The world is taking a lead from the Brits on this. They cough and splutter, hem and haw, and carefully pretend the actual problem isn’t a problem. We seem to be intelligent, self-willed creatures, and by jove that is the way we shall continue to behave. Anyone who disagrees can bally well take their arguments elsewhere. Now, who’s for some tea?

With no warning, humanity has come full circle: from king of the castle, to emperor’s new clothes, to less than a flea, back to king of the castle again. This time though, it will to be different. For many, there is a new goal. Instead of mere survival, or pursuit of profit, there is a very calm striving for inner fulfilment. Acceptance of, peace with, and improvement of one’s own self.

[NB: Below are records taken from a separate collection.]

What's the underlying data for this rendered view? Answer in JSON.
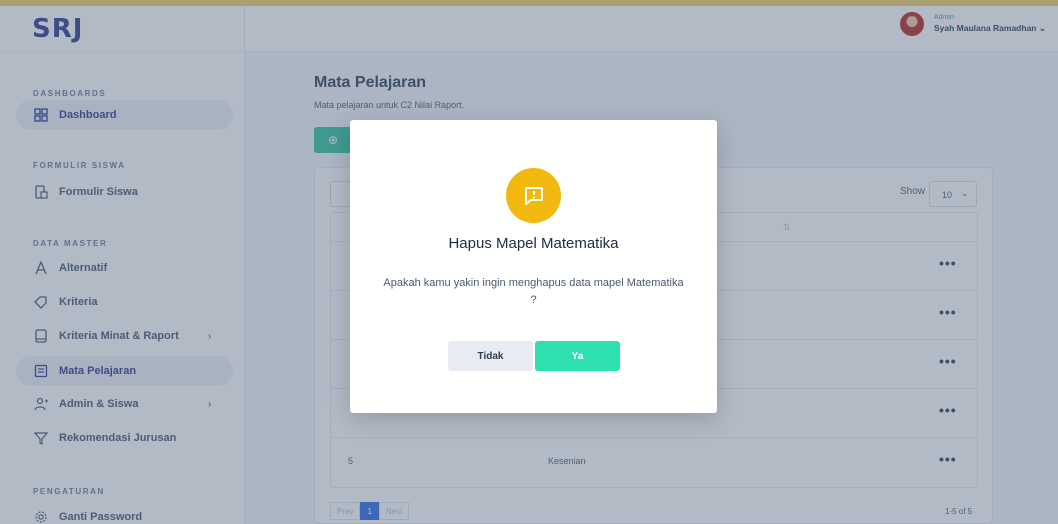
{
  "app": {
    "logo": "SRJ"
  },
  "header": {
    "user_role": "Admin",
    "user_name": "Syah Maulana Ramadhan"
  },
  "sidebar": {
    "sections": [
      "DASHBOARDS",
      "FORMULIR SISWA",
      "DATA MASTER",
      "PENGATURAN"
    ],
    "items": [
      {
        "label": "Dashboard",
        "icon": "dashboard-grid-icon"
      },
      {
        "label": "Formulir Siswa",
        "icon": "form-icon"
      },
      {
        "label": "Alternatif",
        "icon": "letter-a-icon"
      },
      {
        "label": "Kriteria",
        "icon": "tag-icon"
      },
      {
        "label": "Kriteria Minat & Raport",
        "icon": "tablet-icon"
      },
      {
        "label": "Mata Pelajaran",
        "icon": "list-icon"
      },
      {
        "label": "Admin & Siswa",
        "icon": "user-add-icon"
      },
      {
        "label": "Rekomendasi Jurusan",
        "icon": "filter-icon"
      },
      {
        "label": "Ganti Password",
        "icon": "gear-icon"
      }
    ]
  },
  "main": {
    "title": "Mata Pelajaran",
    "subtitle": "Mata pelajaran untuk C2 Nilai Raport.",
    "show_label": "Show",
    "show_value": "10",
    "table": {
      "rows": [
        {
          "no": "5",
          "mapel": "Kesenian"
        }
      ]
    },
    "pagination": {
      "prev": "Prev",
      "page": "1",
      "next": "Next",
      "range": "1-5 of 5"
    }
  },
  "modal": {
    "title": "Hapus Mapel Matematika",
    "message": "Apakah kamu yakin ingin menghapus data mapel Matematika ?",
    "cancel_label": "Tidak",
    "confirm_label": "Ya"
  },
  "colors": {
    "accent": "#2ec79b",
    "modal_icon": "#f1b80d",
    "confirm": "#2ee0b0",
    "page_active": "#2a6be0"
  }
}
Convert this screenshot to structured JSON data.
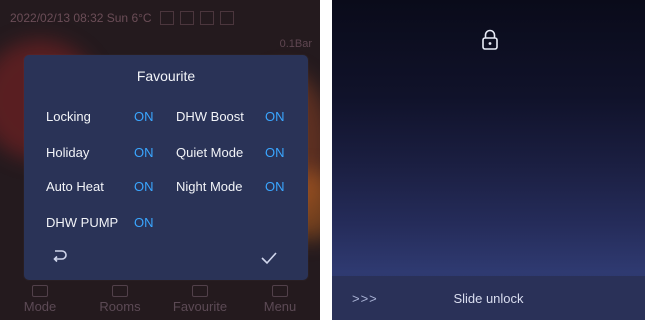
{
  "left": {
    "status": {
      "datetime": "2022/02/13 08:32 Sun 6°C",
      "extra": "0.1Bar"
    },
    "dialog": {
      "title": "Favourite",
      "options": [
        {
          "label": "Locking",
          "value": "ON"
        },
        {
          "label": "DHW Boost",
          "value": "ON"
        },
        {
          "label": "Holiday",
          "value": "ON"
        },
        {
          "label": "Quiet Mode",
          "value": "ON"
        },
        {
          "label": "Auto Heat",
          "value": "ON"
        },
        {
          "label": "Night Mode",
          "value": "ON"
        },
        {
          "label": "DHW PUMP",
          "value": "ON"
        }
      ],
      "back_icon": "return-arrow-icon",
      "confirm_icon": "checkmark-icon"
    },
    "nav": [
      {
        "label": "Mode",
        "icon": "mode-icon"
      },
      {
        "label": "Rooms",
        "icon": "rooms-icon"
      },
      {
        "label": "Favourite",
        "icon": "favourite-icon"
      },
      {
        "label": "Menu",
        "icon": "menu-icon"
      }
    ]
  },
  "right": {
    "lock_icon": "lock-icon",
    "slider": {
      "chevrons": ">>>",
      "label": "Slide unlock"
    }
  },
  "colors": {
    "accent": "#3aa6ff",
    "dialog": "#2a3357"
  }
}
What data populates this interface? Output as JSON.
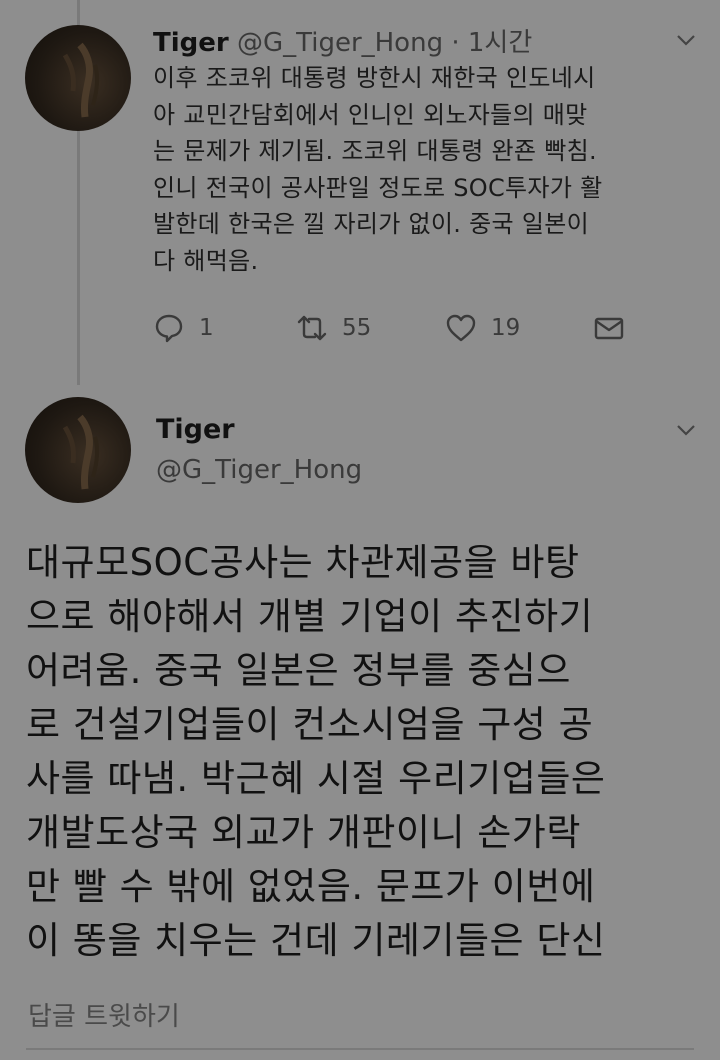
{
  "reply_tweet": {
    "name": "Tiger",
    "handle_time": "@G_Tiger_Hong · 1시간",
    "lines": [
      "이후 조코위 대통령 방한시 재한국 인도네시",
      "아 교민간담회에서 인니인 외노자들의 매맞",
      "는 문제가 제기됨. 조코위 대통령 완죤 빡침.",
      "인니 전국이 공사판일 정도로 SOC투자가 활",
      "발한데 한국은 낄 자리가 없이. 중국 일본이",
      "다 해먹음."
    ],
    "reply_count": "1",
    "retweet_count": "55",
    "like_count": "19"
  },
  "main_tweet": {
    "name": "Tiger",
    "handle": "@G_Tiger_Hong",
    "lines": [
      "대규모SOC공사는 차관제공을 바탕",
      "으로 해야해서 개별 기업이 추진하기",
      "어려움. 중국 일본은 정부를 중심으",
      "로 건설기업들이 컨소시엄을 구성 공",
      "사를 따냄. 박근혜 시절 우리기업들은",
      "개발도상국 외교가 개판이니 손가락",
      "만 빨 수 밖에 없었음. 문프가 이번에",
      "이 똥을 치우는 건데 기레기들은 단신"
    ]
  },
  "reply_box": {
    "placeholder": "답글 트윗하기"
  },
  "icons": {
    "reply": "speech-bubble-icon",
    "retweet": "retweet-icon",
    "like": "heart-icon",
    "dm": "envelope-icon",
    "menu": "chevron-down-icon"
  },
  "colors": {
    "background": "#8e8e8e",
    "text": "#111111",
    "secondary": "#3a3a3a"
  }
}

People can, with some care and effort, learn and integrate new emus, just very slowly. The difficulty is bedding in a new emu so it interacts productively with the existing ones. Only in the most extreme cases are there attempts to excise duff emus, but it is fraught with danger. Better to counteract them with new, carefully chosen emus.

Each person has a lifetime in which to pursue the implicit target which has been set by the Super Emus. Lying somewhere between 42 and 1764, there are sets of emus, and perhaps as-yet-undiscovered emus, that lead to greater things (though probably not humans disappearing into the fabric of the world in a puff of heat). It seems, according to copious calculations and research, to be an almost achievable goal, and even scientists now have faith (albeit evidence-based so not really faith at all) that it is a goal worth striving for.

Perhaps Birmingham won’t be so bad, after all?